BMSC stimulate neuroblastoma cell proliferation in an IL-6-dependent manner. A, BMSC (2.5×10⁴ cells/well) and CHLA-255 cells (left panel) or NB-19 cells (right panel) (1×10⁵ cells/well) were co-cultured in transwell tissue culture plates. The culture medium was changed on day 4 and when indicated an anti IL-6R antibody (2 μg/ml) was added on day 0 and day 4. Cells were counted after trypsinization. The data represent the average numbers of cells per well (±SD) of triplicate samples. B, CHLA-255 cells were cultured in the presence of serum with or without rhIL-6 (10 ng/ml) added on day 0, 2 and 4. Cells were counted at the indicated times. The data represent the average cell numbers (±SD) per dish of triplicate dishes. C, CHLA-255 and NB-19 cells were cultured for 4 days with rhIL-6 at indicated concentrations. An anti IL-6R antibody (2 μg/ml) or control mouse IgG (0.2 μg/ml) was added to the culture medium of CHLA-255 cells on day 0 and 2. The number of viable cells was determined using an MTT assay as described in Materials and Methods. The data represent the mean percent (±SD) of the control (no IL-6) at day 4 from triplicate samples. D. NOD/SCID mice were subcutaneously co-injected in the right side with CHLA-255/Luc cells and CHLA-255/IL-6 cells and in the left side with CHLA-255/Luc and CHLA-255/vector (control) cells. Left panel: representative bioluminescence data on 3 mice obtained 4 weeks after tumor cell injection. Right panel: mean luminescence intensity (±SD) of the data obtained from 7 mice. The data are representative of 2 separate experiments showing similar results.
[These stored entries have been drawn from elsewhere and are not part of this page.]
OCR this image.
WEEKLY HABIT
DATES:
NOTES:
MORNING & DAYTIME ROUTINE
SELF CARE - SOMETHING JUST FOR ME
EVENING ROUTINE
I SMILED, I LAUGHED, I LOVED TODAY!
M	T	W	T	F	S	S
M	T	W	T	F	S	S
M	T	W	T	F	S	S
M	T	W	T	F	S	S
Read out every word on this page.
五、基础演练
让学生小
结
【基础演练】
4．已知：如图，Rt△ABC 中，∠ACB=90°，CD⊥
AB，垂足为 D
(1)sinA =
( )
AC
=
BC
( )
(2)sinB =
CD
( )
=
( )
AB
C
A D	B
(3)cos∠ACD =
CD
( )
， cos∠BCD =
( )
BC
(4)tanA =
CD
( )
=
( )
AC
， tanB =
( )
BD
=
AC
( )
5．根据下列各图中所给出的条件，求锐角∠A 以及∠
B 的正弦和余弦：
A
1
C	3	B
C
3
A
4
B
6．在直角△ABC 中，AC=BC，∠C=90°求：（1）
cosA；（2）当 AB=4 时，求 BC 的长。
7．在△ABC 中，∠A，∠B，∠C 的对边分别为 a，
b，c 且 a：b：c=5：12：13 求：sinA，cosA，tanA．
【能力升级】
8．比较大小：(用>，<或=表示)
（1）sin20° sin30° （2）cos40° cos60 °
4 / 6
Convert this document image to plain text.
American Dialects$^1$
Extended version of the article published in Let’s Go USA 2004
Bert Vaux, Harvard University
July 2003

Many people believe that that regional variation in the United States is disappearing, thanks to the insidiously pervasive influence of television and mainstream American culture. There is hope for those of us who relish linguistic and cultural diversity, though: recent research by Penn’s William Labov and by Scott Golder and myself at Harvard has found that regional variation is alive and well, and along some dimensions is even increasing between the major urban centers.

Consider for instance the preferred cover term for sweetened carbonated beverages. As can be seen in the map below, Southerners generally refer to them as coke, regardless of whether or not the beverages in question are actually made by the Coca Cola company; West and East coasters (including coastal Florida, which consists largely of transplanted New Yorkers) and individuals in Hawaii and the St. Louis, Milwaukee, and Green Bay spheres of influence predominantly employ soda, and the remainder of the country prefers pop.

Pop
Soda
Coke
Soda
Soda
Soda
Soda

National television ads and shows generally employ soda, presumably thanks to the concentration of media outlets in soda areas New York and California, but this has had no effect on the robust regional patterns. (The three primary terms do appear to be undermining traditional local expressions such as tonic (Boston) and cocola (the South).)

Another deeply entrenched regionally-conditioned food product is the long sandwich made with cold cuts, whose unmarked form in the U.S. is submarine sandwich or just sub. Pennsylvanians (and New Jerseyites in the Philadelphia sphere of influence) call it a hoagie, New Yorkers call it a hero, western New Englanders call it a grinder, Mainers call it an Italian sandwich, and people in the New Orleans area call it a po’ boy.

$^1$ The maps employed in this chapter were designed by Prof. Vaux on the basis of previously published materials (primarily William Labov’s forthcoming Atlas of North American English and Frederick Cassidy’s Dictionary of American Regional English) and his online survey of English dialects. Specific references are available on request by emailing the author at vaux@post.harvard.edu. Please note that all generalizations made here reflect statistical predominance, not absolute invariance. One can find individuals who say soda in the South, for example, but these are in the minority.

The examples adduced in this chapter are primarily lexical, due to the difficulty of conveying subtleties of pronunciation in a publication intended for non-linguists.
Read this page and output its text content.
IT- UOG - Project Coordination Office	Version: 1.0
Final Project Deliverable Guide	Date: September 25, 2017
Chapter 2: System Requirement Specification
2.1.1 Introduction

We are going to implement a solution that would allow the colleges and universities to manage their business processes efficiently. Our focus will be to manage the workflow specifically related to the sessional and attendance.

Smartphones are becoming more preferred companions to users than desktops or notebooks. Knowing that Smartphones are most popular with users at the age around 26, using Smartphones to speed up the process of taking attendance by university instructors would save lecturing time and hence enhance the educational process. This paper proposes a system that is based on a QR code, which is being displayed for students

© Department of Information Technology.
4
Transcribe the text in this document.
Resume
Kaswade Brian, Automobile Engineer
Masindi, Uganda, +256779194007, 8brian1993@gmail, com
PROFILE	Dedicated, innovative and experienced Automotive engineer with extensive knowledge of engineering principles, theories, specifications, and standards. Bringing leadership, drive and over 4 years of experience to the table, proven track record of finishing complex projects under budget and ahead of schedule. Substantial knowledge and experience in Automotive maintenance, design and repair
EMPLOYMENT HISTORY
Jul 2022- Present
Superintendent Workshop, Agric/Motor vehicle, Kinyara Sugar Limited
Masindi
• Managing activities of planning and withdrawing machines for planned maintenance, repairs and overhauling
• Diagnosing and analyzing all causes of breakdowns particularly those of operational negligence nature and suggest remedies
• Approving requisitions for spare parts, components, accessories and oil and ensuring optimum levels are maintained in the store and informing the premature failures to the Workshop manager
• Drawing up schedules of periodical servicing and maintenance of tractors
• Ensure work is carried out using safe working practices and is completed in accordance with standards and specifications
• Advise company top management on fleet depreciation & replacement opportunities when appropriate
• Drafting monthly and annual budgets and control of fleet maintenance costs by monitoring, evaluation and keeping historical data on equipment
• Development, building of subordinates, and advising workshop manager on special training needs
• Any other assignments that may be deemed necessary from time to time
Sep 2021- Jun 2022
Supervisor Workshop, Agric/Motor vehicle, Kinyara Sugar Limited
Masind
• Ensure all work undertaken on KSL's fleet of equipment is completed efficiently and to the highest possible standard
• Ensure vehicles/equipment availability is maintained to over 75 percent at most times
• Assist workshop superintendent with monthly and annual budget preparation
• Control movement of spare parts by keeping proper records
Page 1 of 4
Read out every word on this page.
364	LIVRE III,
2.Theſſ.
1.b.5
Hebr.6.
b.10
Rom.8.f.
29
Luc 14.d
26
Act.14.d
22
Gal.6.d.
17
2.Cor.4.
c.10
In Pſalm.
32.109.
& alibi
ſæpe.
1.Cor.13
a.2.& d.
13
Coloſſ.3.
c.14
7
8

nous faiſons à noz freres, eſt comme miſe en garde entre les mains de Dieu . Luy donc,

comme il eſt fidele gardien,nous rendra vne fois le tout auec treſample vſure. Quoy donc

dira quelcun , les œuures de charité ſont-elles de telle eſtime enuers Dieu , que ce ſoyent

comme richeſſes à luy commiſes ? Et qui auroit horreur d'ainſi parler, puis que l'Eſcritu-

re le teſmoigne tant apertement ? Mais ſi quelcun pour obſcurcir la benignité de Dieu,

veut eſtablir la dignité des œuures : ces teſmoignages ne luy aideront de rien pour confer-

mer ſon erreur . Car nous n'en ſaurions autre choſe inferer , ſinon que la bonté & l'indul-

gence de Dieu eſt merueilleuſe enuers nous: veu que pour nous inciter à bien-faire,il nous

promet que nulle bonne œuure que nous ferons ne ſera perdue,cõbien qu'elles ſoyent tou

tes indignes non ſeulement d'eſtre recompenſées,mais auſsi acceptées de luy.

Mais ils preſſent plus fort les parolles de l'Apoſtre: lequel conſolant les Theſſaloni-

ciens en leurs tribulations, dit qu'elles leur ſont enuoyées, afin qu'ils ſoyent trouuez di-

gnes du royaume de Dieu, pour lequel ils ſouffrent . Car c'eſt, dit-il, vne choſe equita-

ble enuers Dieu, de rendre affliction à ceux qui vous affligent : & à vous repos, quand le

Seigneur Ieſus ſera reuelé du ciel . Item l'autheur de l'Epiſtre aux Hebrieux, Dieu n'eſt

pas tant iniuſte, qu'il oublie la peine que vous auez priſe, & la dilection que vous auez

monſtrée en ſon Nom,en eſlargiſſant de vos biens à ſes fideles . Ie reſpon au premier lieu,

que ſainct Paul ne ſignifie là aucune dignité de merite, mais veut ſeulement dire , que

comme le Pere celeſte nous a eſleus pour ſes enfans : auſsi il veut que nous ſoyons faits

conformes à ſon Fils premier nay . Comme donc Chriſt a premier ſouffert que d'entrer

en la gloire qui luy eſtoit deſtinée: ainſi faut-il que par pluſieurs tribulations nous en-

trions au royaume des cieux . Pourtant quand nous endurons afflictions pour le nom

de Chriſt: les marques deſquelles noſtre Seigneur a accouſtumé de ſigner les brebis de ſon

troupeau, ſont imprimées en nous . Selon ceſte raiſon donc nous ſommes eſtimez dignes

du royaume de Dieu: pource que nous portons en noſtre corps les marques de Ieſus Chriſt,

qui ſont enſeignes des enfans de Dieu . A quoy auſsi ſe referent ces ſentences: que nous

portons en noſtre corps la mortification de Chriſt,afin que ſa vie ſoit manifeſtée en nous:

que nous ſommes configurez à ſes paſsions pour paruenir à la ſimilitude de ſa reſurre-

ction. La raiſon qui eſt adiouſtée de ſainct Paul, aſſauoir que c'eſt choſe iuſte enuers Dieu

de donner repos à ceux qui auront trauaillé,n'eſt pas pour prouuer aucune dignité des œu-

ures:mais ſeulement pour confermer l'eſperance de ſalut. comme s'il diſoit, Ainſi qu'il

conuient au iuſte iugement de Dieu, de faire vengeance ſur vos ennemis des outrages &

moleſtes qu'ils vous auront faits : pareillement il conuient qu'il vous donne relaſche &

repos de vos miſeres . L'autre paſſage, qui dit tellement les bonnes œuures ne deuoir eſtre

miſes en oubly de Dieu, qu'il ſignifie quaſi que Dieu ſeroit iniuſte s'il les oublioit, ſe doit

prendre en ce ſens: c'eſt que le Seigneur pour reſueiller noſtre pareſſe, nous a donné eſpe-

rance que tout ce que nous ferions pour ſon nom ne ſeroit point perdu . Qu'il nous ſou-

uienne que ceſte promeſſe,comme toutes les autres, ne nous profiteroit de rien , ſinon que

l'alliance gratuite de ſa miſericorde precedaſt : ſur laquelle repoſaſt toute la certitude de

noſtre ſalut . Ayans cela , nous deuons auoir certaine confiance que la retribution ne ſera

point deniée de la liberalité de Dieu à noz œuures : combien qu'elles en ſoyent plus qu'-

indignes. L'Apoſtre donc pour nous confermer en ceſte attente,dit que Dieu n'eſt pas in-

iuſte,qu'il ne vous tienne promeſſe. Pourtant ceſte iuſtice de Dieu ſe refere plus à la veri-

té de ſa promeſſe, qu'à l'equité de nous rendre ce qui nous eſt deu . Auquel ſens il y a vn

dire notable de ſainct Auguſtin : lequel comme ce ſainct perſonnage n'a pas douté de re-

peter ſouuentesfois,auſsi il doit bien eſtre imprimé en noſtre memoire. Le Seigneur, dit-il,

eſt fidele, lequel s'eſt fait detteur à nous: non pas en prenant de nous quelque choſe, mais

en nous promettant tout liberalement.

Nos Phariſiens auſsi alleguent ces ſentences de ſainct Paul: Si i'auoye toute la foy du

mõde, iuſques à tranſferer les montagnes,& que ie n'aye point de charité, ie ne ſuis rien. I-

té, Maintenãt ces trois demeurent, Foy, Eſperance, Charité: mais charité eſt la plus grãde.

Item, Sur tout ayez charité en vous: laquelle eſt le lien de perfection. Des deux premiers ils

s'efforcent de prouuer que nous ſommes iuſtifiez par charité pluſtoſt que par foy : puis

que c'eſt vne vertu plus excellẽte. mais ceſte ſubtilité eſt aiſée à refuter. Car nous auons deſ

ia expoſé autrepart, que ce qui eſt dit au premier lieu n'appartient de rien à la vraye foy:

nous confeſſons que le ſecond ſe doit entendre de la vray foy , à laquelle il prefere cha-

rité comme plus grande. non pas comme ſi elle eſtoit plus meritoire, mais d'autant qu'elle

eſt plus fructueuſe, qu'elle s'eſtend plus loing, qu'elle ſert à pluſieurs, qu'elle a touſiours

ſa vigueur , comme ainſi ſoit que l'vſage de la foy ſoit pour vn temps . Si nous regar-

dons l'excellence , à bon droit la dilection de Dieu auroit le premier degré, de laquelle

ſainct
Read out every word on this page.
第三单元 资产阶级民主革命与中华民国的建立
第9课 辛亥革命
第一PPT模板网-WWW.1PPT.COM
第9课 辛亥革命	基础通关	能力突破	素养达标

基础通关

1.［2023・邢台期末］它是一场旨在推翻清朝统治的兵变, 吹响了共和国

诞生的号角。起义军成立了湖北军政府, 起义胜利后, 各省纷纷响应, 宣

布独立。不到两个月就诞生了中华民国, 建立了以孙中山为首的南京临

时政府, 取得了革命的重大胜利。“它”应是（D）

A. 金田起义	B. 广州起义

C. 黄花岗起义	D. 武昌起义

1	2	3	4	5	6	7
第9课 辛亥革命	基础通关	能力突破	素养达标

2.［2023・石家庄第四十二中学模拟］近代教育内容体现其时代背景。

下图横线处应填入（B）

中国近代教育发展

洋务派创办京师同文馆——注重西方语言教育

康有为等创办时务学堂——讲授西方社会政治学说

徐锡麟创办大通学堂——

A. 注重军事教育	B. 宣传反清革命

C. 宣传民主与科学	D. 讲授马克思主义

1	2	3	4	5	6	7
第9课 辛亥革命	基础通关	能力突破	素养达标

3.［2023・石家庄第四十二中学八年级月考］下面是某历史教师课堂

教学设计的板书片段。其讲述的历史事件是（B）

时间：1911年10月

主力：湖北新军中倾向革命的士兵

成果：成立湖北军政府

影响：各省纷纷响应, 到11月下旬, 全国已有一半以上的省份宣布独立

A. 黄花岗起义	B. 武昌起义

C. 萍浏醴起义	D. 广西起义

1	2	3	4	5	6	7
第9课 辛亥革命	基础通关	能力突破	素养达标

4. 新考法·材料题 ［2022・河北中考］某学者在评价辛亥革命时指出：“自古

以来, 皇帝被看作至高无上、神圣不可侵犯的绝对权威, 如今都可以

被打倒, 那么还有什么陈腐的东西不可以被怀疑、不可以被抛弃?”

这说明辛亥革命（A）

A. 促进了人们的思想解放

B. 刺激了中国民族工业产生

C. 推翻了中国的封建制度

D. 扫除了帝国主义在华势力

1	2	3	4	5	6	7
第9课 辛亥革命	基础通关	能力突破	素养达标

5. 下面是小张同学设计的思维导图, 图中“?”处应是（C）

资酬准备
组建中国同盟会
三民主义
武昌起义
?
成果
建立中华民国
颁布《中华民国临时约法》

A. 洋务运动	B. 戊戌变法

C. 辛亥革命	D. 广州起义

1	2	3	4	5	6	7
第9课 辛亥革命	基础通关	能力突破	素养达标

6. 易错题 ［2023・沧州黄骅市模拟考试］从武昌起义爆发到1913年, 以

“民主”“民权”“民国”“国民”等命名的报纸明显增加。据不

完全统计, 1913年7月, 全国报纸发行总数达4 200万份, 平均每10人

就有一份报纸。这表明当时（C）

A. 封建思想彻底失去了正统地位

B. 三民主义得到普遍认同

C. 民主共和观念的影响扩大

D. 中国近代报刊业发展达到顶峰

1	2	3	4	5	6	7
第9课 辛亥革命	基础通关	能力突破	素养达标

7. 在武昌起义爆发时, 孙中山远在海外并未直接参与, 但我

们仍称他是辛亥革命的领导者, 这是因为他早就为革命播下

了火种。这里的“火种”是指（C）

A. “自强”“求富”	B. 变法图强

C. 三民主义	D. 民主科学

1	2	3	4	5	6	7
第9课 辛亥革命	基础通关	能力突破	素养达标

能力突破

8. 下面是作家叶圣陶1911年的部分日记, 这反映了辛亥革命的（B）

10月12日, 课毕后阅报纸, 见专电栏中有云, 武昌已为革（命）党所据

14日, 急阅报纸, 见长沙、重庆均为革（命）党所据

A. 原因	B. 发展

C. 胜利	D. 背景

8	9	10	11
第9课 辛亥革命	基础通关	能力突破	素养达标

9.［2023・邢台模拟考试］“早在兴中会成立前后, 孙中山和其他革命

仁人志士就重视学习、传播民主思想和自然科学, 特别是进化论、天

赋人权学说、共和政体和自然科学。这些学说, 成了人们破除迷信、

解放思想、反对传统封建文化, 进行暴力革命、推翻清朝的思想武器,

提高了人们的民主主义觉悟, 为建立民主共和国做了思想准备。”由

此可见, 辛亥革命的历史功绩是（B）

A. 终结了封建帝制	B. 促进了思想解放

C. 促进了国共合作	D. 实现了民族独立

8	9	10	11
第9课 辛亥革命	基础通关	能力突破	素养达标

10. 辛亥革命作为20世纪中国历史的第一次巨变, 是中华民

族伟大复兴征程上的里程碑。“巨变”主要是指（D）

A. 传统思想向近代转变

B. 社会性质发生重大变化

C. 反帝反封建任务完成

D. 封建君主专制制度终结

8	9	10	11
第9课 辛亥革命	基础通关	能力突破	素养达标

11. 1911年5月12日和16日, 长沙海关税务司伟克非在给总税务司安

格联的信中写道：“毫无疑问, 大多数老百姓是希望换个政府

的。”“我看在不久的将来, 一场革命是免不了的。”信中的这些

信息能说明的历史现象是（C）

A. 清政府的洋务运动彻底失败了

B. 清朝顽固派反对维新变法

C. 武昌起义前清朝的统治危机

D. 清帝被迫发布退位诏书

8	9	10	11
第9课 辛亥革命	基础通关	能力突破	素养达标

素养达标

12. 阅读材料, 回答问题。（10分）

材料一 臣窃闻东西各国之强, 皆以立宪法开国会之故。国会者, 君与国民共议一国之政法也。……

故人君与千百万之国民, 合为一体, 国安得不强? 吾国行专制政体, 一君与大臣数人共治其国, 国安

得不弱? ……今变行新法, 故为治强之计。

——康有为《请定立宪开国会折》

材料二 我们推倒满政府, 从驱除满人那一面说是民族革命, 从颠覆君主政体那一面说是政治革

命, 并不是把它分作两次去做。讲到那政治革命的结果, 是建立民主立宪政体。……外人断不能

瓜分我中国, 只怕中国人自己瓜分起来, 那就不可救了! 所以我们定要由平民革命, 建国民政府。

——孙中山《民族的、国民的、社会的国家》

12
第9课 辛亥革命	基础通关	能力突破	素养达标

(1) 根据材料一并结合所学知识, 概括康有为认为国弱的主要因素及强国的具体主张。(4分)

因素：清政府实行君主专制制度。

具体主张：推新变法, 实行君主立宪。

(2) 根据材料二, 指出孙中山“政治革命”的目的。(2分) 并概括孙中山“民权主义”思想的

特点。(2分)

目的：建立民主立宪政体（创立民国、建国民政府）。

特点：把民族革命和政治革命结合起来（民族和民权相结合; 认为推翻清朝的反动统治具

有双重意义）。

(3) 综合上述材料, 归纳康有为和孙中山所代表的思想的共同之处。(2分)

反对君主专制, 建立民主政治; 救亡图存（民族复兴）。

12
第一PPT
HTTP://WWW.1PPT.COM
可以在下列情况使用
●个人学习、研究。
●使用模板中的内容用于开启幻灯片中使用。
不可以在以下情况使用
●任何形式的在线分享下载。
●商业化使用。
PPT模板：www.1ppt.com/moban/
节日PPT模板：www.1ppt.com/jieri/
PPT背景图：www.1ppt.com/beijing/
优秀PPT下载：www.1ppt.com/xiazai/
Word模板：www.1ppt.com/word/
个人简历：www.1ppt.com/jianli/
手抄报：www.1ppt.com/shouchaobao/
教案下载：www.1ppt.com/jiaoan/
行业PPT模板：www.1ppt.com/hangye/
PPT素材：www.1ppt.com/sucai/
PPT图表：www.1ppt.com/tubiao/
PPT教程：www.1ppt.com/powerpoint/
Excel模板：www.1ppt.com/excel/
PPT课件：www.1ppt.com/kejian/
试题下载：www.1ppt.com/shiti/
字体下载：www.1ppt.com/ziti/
Paracrine IL-6 stimulates the growth of CHLA-255 neuroblastoma cells in vivo

We then tested whether IL-6 could also stimulate the proliferation of IL-6R positive neuroblastoma cells in vivo. For these experiments, we co-injected subcutaneously in NOD/SCID mice CHLA-255/Luc cells with CHLA-255 cells expressing IL-6 as a paracrine source of hIL-6 and used luciferin-induced bioluminescence to determine the effect of paracrine hIL-6 (made by CHLA-255/IL-6 cells) on the proliferation of CHLA-255/Luc cells. The data indicated a 5 fold increase in the average luminescence intensity when CHLA-255/Luc cells were co-injected with CHLA-255/IL-6 when compared to co-injection with CHLA-255/vector control cells (Fig. 2D). The data point to IL-6 having a growth-stimulatory activity on human neuroblastoma cells in vivo as in vitro.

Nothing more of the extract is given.